4′-[4-(Trifluoromethyl)phenyl]-1′,5-dimethyl-2,3-dihydrodispiro[cyclopent[b]indol-2,3′-pyrrolidine-2′,2″-indene]-1,1″,3″-trione (3, C31H23F3N2O4)

A mixture of 5-methyl-2-[4-(trifluoromethyl)phenylmethylene]-1,2,3,8-tetrahydrocyclopent[b]indol-1-one 1a (1.0 mmol), sarcosine (1.0 mmol), and ninhydrin 2 (1.0 mmol) was refluxed in 30 cm3 dioxane:methanol (1:1) for 5 h. Completion of the reaction was evidenced by TLC analysis. The solvent was removed in vacuo and crude product was subjected to silica gel column chromatography using petroleum ether:ethylacetate (90:10) as an eluant to yield the corresponding product 3. Yellow solid; yield: 369 mg (70%); m.p.: 226–228 °C; 1646; 1H NMR (400 MHz, DMSO-d 6): δ = 2.28 (s, 3H, N1′–CH3), 2.30 (s, 3H, C5–CH3), 2.76 (d, 1H, C3a–H, J = 18.00 Hz), 3.48 (d, 1H, C5a’–H, J = 9.20 Hz), 3.68 (d, 1H, C3b–H, J = 18.00 Hz), 3.88 (d, 1H, C5b′–H, J = 9.20 Hz), 4.65 (d, 1H, C4′–H, J = 9.20 Hz), 6.97–7.11 (m, 4H, C2‴–, C3‴–, C5‴–, C6‴–H), 7.16–7.20 (m, 2H, C6–, C7–H), 7.33 (s, 1H, C4–H), 7.58 (d, 1H, C5″–H, J = 7.60 Hz), 7.77–7.81 (m, 1H, C6″–H), 7.96-7.97 (m, 2H, C4″–, C7″–H), 11.29 (s, 1H, C8–NH) ppm; 13C NMR (100 MHz, DMSO-d 6): δ = 20.77, 24.18, 35.54, 47.27, 55.03, 71.91, 81.82, 113.32, 115.02, 115.23, 120.80, 122.23, 122.50, 122.60, 129.24, 129.59, 130.01, 132.53, 132.56, 136.08, 137.25, 137.87, 140.36, 140.40, 142.72, 143.77, 159.81, 162.23, 188.99, 197.45, 200.12 ppm; FT-IR (KBr): \(\bar{\nu }\) = 3279, 1709 cm−1; HRMS: 529.1797 (M+), 551.1601 (M++Na).
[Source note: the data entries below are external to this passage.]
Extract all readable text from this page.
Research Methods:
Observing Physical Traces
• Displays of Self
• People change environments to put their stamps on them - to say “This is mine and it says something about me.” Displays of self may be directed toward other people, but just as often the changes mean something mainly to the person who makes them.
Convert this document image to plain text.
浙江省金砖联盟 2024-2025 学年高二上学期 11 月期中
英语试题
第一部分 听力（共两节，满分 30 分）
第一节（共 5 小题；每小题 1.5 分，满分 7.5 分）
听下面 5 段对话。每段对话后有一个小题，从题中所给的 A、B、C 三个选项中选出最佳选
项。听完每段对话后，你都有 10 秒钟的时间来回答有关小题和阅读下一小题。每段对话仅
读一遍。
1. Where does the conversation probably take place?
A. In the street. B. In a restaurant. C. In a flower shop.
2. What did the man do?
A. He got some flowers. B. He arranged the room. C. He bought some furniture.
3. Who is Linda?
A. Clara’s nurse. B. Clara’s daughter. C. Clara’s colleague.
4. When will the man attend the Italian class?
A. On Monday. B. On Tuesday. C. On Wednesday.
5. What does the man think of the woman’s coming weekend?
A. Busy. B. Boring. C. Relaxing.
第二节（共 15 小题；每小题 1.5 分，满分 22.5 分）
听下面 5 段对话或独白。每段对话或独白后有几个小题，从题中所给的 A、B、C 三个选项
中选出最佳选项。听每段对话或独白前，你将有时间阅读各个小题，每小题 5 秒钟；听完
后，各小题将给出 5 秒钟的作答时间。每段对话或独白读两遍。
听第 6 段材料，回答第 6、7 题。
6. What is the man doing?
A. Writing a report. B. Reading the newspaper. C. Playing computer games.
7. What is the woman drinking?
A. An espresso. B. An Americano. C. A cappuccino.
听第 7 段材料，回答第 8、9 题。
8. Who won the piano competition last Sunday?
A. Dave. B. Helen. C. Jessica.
4′-(4-Fluorophenyl)-5-methyl-2,3-dihydrodispiro[cyclopent[b]indol-2,3′-pyrrolizidine-2′,2″-indene]-1,1″,3″-trione (4, C31H23FN2O3S)

A mixture of 5-methyl-2-(4-fluorophenylmethylene)-1,2,3,8-tetrahydrocyclopent[b]indol-1-one 1b (1.0 mmol), 1,3-thiazolan-4-carboxylic acid (1.0 mmol), and ninhydrin 2 (1.0 mmol) was refluxed in 30 cm3 dioxane: methanol (1:1) for 5 h. Completion of the reaction was evidenced by TLC analysis. The solvent was removed in vacuo and crude product was subjected to silica gel column chromatography using petroleum ether: ethylacetate (90:10) as an eluant to yield the corresponding product 4. Yellow solid; yield: 365 mg (70%); m.p.: 212–214 °C; 1H NMR (400 MHz, DMSO-d 6): δ = 2.31 (s, 3H, C5–CH3), 2.91 (d, 1H, C3a–H, J = 18.00 Hz), 3.09–3.15 (m, 2H, C8′–H2), 3.64 (d, 1H, C6a′–H, J = 8.00 Hz), 3.76 (d, 1H, C3b–H, J = 18.00 Hz), 3.87 (d, 1H, C6b′–H, J = 8.00 Hz), 4.25 (d, 1H, C4′–H, J = 8.00 Hz), 4.67–4.72 (m, 1H, C5′–H), 6.99–7.13 (m, 4H, C2‴–, C3‴–, C5‴–, C6‴–H), 7.25–7.29 (m, 2H, C6–, C7–H), 7.35 (s, 1H, C4–H), 7.56 (d, 1H, C5″–H, J = 7.60 Hz), 7.77–7.81 (m, 1H, C6″–H), 7.96–7.99 (m, 2H, C4″–, C7″–H), 11.29 (s, 1H, C8–NH) ppm; 13C NMR (100 MHz, DMSO-d 6): δ = 20.76, 24.21, 35.32, 49.83, 51.46, 70.34, 76.54, 81.11, 113.31, 115.15, 115.35, 120.81, 122.10, 122.59, 129.31, 129.74, 130.16, 130.24, 131.15, 136.26, 137.10, 137.50, 139.72, 140.66, 142.82, 143.40, 159.97, 187.37, 196.71, 199.60 ppm; FT-IR (KBr): \(\bar{\nu }\) = 3264, 1710, 1634 cm−1.